El tema que delimitamos al inicio de este proceso fue: ‘La mediación tecnológica de la
presencia en el ámbito de lo escénico’.

Nuestra inquietud residía en las implicancias que tendría el reemplazo de la


presencia física por imagen virtual, la descorporización del `yo digitalizado’ o la
`telepresencia’, teniendo en cuenta que el hecho escénico desde el primer ‘giro performático’
iniciado por los estudios teatrales[2], supone el ritual de co-presencia de actor y espectador
y su mutua afectación.

Nuestra primera sensación respecto a esta mediación tecnológica que irrumpía


incidiosamente en todas nuestras interacciones (artísticas-pedagógicas-familiares) era que
nos quitaba peso, nos convertía en partículas, nos reducía otra vez a la representación en
detrimento de la presentización, reeditaba la cartesiana división cuerpo-mente, nos dejaba a
expensas de las traducciones del lenguaje, reinstalaba su primacía.

Algunos de los interrogantes que nos planteamos en este inicio al calor de nuestras
primeras sensaciones y vivencias fueron: ¿cómo se reconfigura el espacio- tiempo
constitutivo de lo escénico en la virtualidad? ¿Cualquier dispositivo es una plataforma desde
la cual producir realizaciones escénicas? ¿Todos somos susceptibles de convertirnos en
productores de hechos escénicos? ¿Da lugar esta proliferación a una banalización del
hecho artístico? ¿De qué manera se ve alterada la interacción entre actor y espectador?
¿Cómo se da la relación entre lo público y lo privado en este contexto? ¿Cómo es vivida la
percepción sensible de nuestra corporalidad? ¿Cuál es la experiencia somática? ¿Qué
forma adopta el ritual del hecho escénico? ¿Es posible la creación de comunidad el
compromiso corporal de la presencia? ¿Las producciones escénicas filmadas no resultan
una regresión hacia formas más tradicionales?

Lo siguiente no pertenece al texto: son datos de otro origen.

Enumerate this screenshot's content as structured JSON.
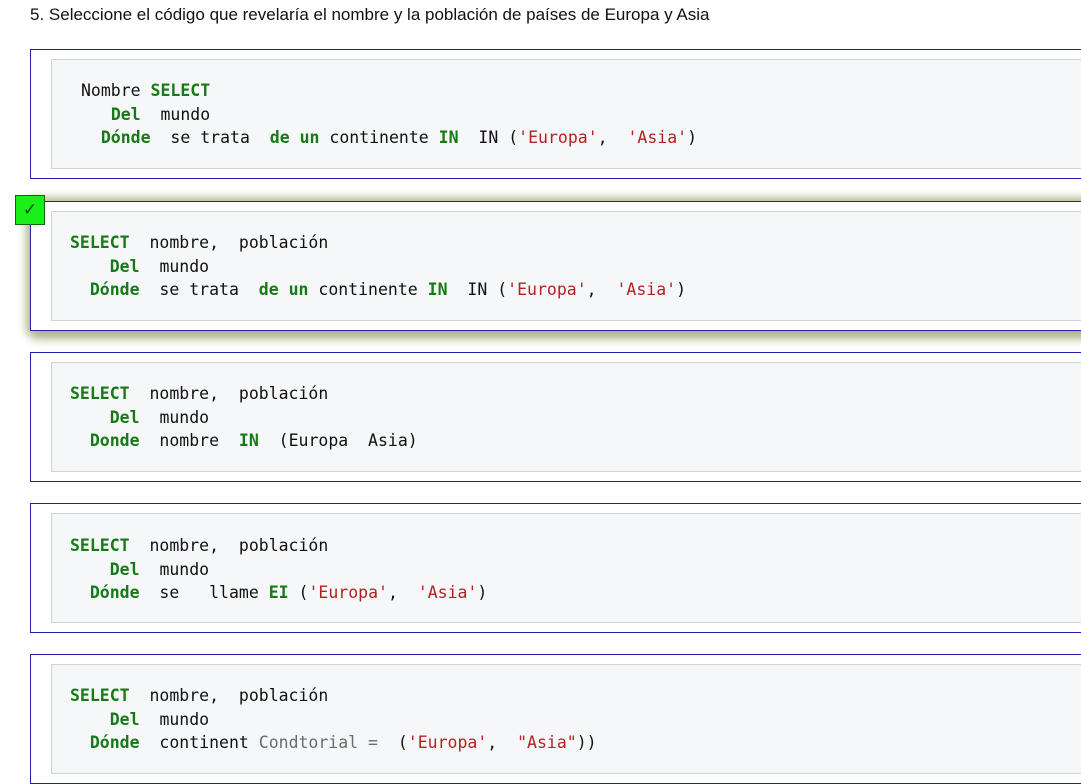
{
  "question": "5. Seleccione el código que revelaría el nombre y la población de países de Europa y Asia",
  "correct_mark": "✓",
  "options": [
    {
      "l1": {
        "a": "Nombre ",
        "kw": "SELECT"
      },
      "l2": {
        "kw": "Del",
        "t": "mundo"
      },
      "l3": {
        "kw1": "Dónde",
        "t1": "se trata",
        "kw2": "de un",
        "t2": "continente",
        "kw3": "IN",
        "t3": "IN (",
        "s1": "'Europa'",
        "t4": ",",
        "s2": "'Asia'",
        "t5": ")"
      }
    },
    {
      "l1": {
        "kw": "SELECT",
        "t": "nombre,  población"
      },
      "l2": {
        "kw": "Del",
        "t": "mundo"
      },
      "l3": {
        "kw1": "Dónde",
        "t1": "se trata",
        "kw2": "de un",
        "t2": "continente",
        "kw3": "IN",
        "t3": "IN (",
        "s1": "'Europa'",
        "t4": ",",
        "s2": "'Asia'",
        "t5": ")"
      }
    },
    {
      "l1": {
        "kw": "SELECT",
        "t": "nombre,  población"
      },
      "l2": {
        "kw": "Del",
        "t": "mundo"
      },
      "l3": {
        "kw1": "Donde",
        "t1": "nombre",
        "kw2": "IN",
        "t2": "(Europa  Asia)"
      }
    },
    {
      "l1": {
        "kw": "SELECT",
        "t": "nombre,  población"
      },
      "l2": {
        "kw": "Del",
        "t": "mundo"
      },
      "l3": {
        "kw1": "Dónde",
        "t1": "se",
        "t2": "llame",
        "kw2": "EI",
        "t3": "(",
        "s1": "'Europa'",
        "t4": ",",
        "s2": "'Asia'",
        "t5": ")"
      }
    },
    {
      "l1": {
        "kw": "SELECT",
        "t": "nombre,  población"
      },
      "l2": {
        "kw": "Del",
        "t": "mundo"
      },
      "l3": {
        "kw1": "Dónde",
        "t1": "continent",
        "c1": "Condtorial =",
        "t2": "(",
        "s1": "'Europa'",
        "t3": ",",
        "s2": "\"Asia\"",
        "t4": "))"
      }
    }
  ]
}
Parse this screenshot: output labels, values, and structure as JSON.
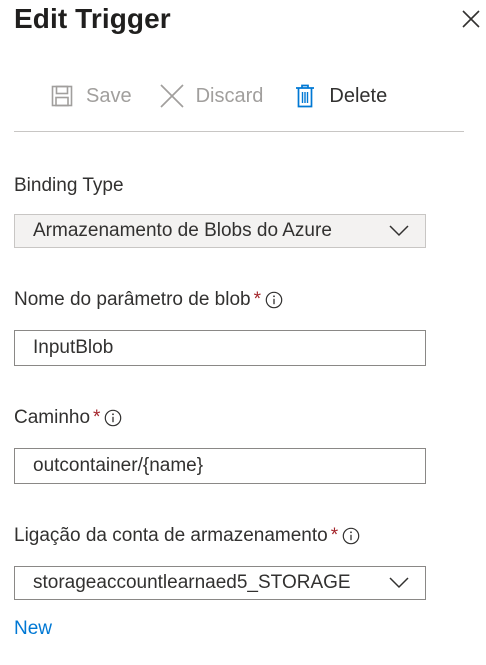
{
  "panel": {
    "title": "Edit Trigger"
  },
  "toolbar": {
    "save_label": "Save",
    "discard_label": "Discard",
    "delete_label": "Delete"
  },
  "fields": {
    "binding_type": {
      "label": "Binding Type",
      "value": "Armazenamento de Blobs do Azure"
    },
    "blob_param": {
      "label": "Nome do parâmetro de blob",
      "required_mark": "*",
      "value": "InputBlob"
    },
    "path": {
      "label": "Caminho",
      "required_mark": "*",
      "value": "outcontainer/{name}"
    },
    "storage_connection": {
      "label": "Ligação da conta de armazenamento",
      "required_mark": "*",
      "value": "storageaccountlearnaed5_STORAGE"
    }
  },
  "new_link": "New",
  "icons": {
    "close": "close-icon",
    "save": "save-icon",
    "discard": "discard-icon",
    "delete": "delete-icon",
    "info": "info-icon",
    "chevron": "chevron-down-icon"
  },
  "colors": {
    "accent": "#0078d4",
    "required": "#a4262c",
    "disabled": "#a19f9d"
  }
}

Con el paso de los meses y las vivencias atravesadas surgieron otras inquietudes que
intentaremos problematizar: ¿No es acaso la resistencia a producir en este contexto o por lo
menos muchos de los discursos que enarbolan la imposibilidad de casi todo una
reafirmación de la división cartesiana cuerpo- mente? ¿No es acaso posible crear efectos
de presencia a partir de las mediaciones tecnológicas? ¿No es acaso nuestro cuerpo físico y
simbólico la condición de posibilidad del hecho escénico, su espacio privilegiado? ¿No es
posible instituir espacialidades, lugares, habitares?¿No es posible afectar y ser afectados?
La cámara… ¿Es una ventana o un espejo? ¿No será acaso la irrupción de esta pausa la
posibilidad misma de la presencia? ¿No es acaso la quietud la consumación más acabada
del estar siendo en el mundo?

La pausa sensible

​‘Del combate con las palabras ocúltame y


apaga el furor de mi cuerpo elemental’ A.
Pizarnik[3]

Antes de continuar debemos dejar en claro de qué hablamos cuando hablamos de


presencia y para hacerlo nos basaremos en las apreciaciones de H. Gumbrecht, J. L. Nancy
y en lo que Erika Fischer llamó ​concepto radical de presencia​.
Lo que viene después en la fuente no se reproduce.